The second Tuesday of every month Microsoft issues a series of patches for its software. Organizations pay particular attention to fixes for WinServer, Internet Explorer and Office, for many the three most common applications in their architectures — and therefore among the most common targets for hackers.
But an expert says IT security professionals spend too much time worrying about patching and not enough about prioritizing on the real threats to their organizations.
Studies such as Verizon’s data breach investigations report, show most breaches are caused by users not changing default passwords, cleartext authentication and misconfiguration of systems, says Adam Brand, associate director of IT security and compliance for Protiviti Inc.’s IT consulting division. Protiviti is a U.S.-based international IT risk consulting firm.
“That’s especially relevant today when you think about [the fact that] there’s all these breaches happening and information security teams are hearing from their boards and everybody’s worried,” he said in an interview. ”
Management may hire a third party to do an assessment, which usually discovers a number of systems are missing patches. So IT focuses on testing patches and implementing them.
If the organization’s goal is to mitigate the risk of a breach, they have to prioritize their time, Brand says. “Prioritizing patches without looking at them (will) come at the expense of doing things that actually stops breaches.”
There are three myths about patching, he says:
–1: Install all patches within 30 days.
That comes in part from a recommendation from the Payment Card Industry to meet a PCI audit. But even companies who aren’t covered by PCI believe it. In addition IT leaders feel obligation to patch Microsoft software before the next Patch Tuesday.
But PCI itself says there should be a risk-based approach, Brand points out. “Just because Microsoft releases a patch doesn’t mean that its applicable everywhere in your environment and at the same priority,” he said.
For example, he said, Microsoft may identify a patch as serious, but an examination of the details may show the greatest risk is for servers on publicly-facing Web sites.
–2: Vendors know what’s critical.
“You must decide what’s critical,” Brand said. There’s not a lot of agreement among even experts on what is a critical patch, he points out.
“You need to understand your own rating system — what does critical mean to you.”
–3: Scan your environment until a patch passes.
Too many organizations worship their vulnerability scanners, says Brand, instead of prioritizing their work. There may be a bug in a Web browser, for example, that allows a system to be compromised if a user clicks on a certain link. However, it may not apply to a database server that runs a financial system with high uptime requirements.

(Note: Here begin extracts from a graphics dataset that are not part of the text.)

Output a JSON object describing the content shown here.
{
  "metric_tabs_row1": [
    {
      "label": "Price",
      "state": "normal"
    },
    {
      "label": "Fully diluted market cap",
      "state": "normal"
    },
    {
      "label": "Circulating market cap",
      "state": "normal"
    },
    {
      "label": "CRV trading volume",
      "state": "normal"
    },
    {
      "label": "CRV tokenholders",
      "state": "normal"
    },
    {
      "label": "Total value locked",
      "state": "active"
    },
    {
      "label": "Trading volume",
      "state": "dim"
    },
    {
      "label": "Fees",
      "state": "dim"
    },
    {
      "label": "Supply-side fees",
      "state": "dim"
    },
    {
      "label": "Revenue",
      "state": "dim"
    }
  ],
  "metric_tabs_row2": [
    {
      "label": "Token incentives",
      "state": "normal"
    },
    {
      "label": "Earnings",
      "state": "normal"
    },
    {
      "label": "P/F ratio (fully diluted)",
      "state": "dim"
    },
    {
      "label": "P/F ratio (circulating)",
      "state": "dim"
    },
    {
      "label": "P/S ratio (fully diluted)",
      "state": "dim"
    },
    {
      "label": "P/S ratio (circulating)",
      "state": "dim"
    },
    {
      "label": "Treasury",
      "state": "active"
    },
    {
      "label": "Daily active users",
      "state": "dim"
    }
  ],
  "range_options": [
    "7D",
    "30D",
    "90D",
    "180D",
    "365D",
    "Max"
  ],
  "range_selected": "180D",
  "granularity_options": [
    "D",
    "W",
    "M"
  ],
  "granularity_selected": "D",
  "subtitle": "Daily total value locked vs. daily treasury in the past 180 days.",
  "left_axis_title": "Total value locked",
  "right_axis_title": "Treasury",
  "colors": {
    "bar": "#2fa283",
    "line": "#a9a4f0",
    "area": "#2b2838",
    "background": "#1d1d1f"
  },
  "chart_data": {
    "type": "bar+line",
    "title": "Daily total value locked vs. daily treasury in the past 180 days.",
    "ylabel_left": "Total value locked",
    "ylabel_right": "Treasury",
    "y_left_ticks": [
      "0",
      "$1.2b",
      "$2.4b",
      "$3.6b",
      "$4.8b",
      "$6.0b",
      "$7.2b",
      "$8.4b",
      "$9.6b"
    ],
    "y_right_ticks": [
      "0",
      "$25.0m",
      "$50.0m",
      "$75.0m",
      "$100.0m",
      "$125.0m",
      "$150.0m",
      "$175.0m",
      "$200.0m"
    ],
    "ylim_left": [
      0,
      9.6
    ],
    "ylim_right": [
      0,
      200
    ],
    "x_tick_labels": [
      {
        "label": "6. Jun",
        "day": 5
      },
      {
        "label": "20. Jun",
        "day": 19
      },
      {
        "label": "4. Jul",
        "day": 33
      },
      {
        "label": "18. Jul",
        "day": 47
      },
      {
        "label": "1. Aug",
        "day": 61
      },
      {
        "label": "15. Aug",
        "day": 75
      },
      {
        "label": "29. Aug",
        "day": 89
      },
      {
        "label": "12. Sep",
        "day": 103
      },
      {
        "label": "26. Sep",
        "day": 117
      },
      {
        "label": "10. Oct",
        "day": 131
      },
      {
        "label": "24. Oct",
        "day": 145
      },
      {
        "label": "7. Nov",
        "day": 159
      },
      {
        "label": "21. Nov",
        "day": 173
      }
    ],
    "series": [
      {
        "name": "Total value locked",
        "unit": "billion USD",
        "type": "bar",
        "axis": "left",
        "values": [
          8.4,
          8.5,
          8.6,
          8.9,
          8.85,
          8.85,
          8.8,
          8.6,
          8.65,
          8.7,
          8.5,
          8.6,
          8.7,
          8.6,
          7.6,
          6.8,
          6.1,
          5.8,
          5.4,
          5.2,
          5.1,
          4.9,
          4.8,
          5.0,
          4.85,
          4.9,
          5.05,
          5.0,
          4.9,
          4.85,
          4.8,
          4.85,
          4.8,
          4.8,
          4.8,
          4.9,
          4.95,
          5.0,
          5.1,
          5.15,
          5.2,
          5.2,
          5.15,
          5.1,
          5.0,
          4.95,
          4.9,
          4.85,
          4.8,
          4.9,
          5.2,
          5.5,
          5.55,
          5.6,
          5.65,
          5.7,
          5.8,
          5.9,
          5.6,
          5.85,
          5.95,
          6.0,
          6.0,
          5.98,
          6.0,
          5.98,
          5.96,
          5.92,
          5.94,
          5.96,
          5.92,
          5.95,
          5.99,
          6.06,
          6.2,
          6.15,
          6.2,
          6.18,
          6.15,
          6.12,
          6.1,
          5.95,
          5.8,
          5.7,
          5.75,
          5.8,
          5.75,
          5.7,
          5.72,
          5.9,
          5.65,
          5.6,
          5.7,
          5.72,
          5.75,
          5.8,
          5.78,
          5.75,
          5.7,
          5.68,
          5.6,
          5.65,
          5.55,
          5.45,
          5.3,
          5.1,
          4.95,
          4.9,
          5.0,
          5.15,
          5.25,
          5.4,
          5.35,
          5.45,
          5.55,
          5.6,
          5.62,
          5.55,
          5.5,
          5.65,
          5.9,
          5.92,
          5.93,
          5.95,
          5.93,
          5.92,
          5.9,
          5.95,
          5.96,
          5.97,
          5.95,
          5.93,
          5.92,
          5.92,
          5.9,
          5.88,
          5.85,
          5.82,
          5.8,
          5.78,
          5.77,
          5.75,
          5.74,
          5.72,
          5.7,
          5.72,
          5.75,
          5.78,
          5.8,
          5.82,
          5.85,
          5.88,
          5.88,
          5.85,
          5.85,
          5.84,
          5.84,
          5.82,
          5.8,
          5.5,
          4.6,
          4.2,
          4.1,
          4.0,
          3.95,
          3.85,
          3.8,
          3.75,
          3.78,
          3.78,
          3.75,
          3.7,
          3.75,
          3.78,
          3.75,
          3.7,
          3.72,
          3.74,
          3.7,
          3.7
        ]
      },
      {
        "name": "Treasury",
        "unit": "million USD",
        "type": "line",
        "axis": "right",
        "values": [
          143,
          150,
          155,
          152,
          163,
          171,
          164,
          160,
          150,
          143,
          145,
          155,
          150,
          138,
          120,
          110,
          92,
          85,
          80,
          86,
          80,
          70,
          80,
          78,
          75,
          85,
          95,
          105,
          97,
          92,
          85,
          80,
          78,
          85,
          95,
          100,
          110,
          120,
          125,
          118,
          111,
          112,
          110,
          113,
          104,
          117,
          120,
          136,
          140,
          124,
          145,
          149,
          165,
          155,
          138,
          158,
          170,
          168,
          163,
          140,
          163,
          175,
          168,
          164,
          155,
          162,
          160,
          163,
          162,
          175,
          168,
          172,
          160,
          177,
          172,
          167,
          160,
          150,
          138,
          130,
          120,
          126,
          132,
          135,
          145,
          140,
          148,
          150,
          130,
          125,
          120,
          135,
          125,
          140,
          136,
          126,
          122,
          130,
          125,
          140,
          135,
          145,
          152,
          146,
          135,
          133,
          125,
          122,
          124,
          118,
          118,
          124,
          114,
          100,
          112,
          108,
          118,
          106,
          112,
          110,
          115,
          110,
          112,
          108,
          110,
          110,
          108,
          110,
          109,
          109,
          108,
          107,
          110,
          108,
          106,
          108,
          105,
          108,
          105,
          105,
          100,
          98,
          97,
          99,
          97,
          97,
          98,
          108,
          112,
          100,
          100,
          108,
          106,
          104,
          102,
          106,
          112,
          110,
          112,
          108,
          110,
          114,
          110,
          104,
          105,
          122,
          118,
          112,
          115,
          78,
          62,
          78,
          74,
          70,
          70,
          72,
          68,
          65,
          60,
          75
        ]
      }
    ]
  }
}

Brand recommends IT security pros pay attention to the most recent version of the  U.S. National Institute of Standards and Technology (NIST) 800-40 guide to enterprise patch management, which gives more detail on what to do.
Among its recommendations:
–Organizations should deploy enterprise patch management tools using a phased approach.;
–Organizations should reduce the risks associated with enterprise patch management tools through
the application of standard security techniques that should be used when deploying any enterprise-wide
application;
–Organizations should balance their security needs with their needs for usability and availability.
“The vast majority of companies are approaching patching in the wrong way,” says Brand. “It’s few and far between where corporations are thinking about patching from a risk and prioritization basis, as opposed to ‘we just need to patch everything within 30 days’ and they waste all these cycles (of time) patching and testing. It’s the exception and not the norm.”
He admits that some IT managers he advises don’t immediately see the light, believing it will take too much time to sort and prioritize patches. But, Brand says, there are perhaps 10 critical patches issued a month. There’s also a fear that an auditor may scan an environment, find unpatched systems and report that to the C-suite. But as a PCI auditor himself, Brand says if patches are seen to be prioritized through documentation and auditor will be impressed.
Other, probably smaller, organizations worry no one on staff is skilled enough to judge which patches are really important. That, Brand adds, is a different problem.